Cathelicidin Peptide Targets Bacterial Respiration in Drug-Resistant Superbug

Acinetobacter baumannii is a formidable multidrug-resistant (MDR) pathogen responsible for severe hospital-acquired infections, including pneumonia, bloodstream infections, and wound infections, often with high mortality rates. The increasing prevalence of strains resistant to nearly all available antibiotics, including carbapenems, poses a critical global health threat, leading to a desperate need for novel antimicrobial strategies. This study investigates the specific mechanism by which the cathelicidin peptide hc-cath exerts its antibacterial effects against A. baumannii, focusing on its impact on bacterial respiration.

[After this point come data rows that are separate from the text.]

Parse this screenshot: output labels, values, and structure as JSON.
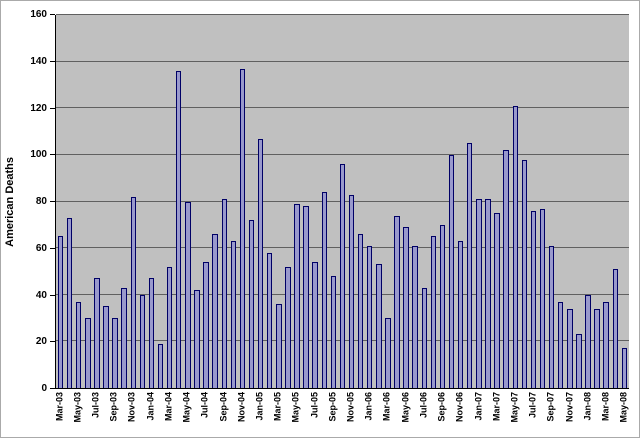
{
  "chart_data": {
    "type": "bar",
    "title": "",
    "xlabel": "",
    "ylabel": "American Deaths",
    "ylim": [
      0,
      160
    ],
    "ytick_step": 20,
    "yticks": [
      0,
      20,
      40,
      60,
      80,
      100,
      120,
      140,
      160
    ],
    "grid": true,
    "legend": false,
    "xtick_label_every": 2,
    "categories": [
      "Mar-03",
      "Apr-03",
      "May-03",
      "Jun-03",
      "Jul-03",
      "Aug-03",
      "Sep-03",
      "Oct-03",
      "Nov-03",
      "Dec-03",
      "Jan-04",
      "Feb-04",
      "Mar-04",
      "Apr-04",
      "May-04",
      "Jun-04",
      "Jul-04",
      "Aug-04",
      "Sep-04",
      "Oct-04",
      "Nov-04",
      "Dec-04",
      "Jan-05",
      "Feb-05",
      "Mar-05",
      "Apr-05",
      "May-05",
      "Jun-05",
      "Jul-05",
      "Aug-05",
      "Sep-05",
      "Oct-05",
      "Nov-05",
      "Dec-05",
      "Jan-06",
      "Feb-06",
      "Mar-06",
      "Apr-06",
      "May-06",
      "Jun-06",
      "Jul-06",
      "Aug-06",
      "Sep-06",
      "Oct-06",
      "Nov-06",
      "Dec-06",
      "Jan-07",
      "Feb-07",
      "Mar-07",
      "Apr-07",
      "May-07",
      "Jun-07",
      "Jul-07",
      "Aug-07",
      "Sep-07",
      "Oct-07",
      "Nov-07",
      "Dec-07",
      "Jan-08",
      "Feb-08",
      "Mar-08",
      "Apr-08",
      "May-08"
    ],
    "values": [
      65,
      73,
      37,
      30,
      47,
      35,
      30,
      43,
      82,
      40,
      47,
      19,
      52,
      136,
      80,
      42,
      54,
      66,
      81,
      63,
      137,
      72,
      107,
      58,
      36,
      52,
      79,
      78,
      54,
      84,
      48,
      96,
      83,
      66,
      61,
      53,
      30,
      74,
      69,
      61,
      43,
      65,
      70,
      100,
      63,
      105,
      81,
      81,
      75,
      102,
      121,
      98,
      76,
      77,
      61,
      37,
      34,
      23,
      40,
      34,
      37,
      51,
      17
    ],
    "colors": {
      "chart_bg": "#FFFFFF",
      "plot_bg": "#C0C0C0",
      "bar_fill": "#9999CC",
      "bar_border": "#000066",
      "gridline": "#606060",
      "axis": "#000000",
      "text": "#000000"
    }
  }
}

The study revealed that hc-cath significantly inhibited the growth of A. baumannii in a dose-dependent manner. At a concentration of 1 µM, hc-cath reduced bacterial viability by a remarkable 95% within 6 hours compared to untreated controls (p<0.001). This potent bactericidal effect was linked to a drastic disruption of bacterial energy metabolism; treated bacteria showed a 70% decrease in intracellular ATP levels and an 85% reduction in oxygen consumption rates (p<0.001). > The most critical finding was the direct interaction of hc-cath with terminal oxidase bo3, a key enzyme in the bacterial electron transport chain, leading to a 2.3-fold increase in reactive oxygen species (ROS) and severe oxidative stress within the bacteria. In the murine sepsis model, a single 5 mg/kg dose of hc-cath improved survival rates from a mere 10% in the control group to 80% (p<0.01) and reduced bacterial load in the spleen and liver by over 99%.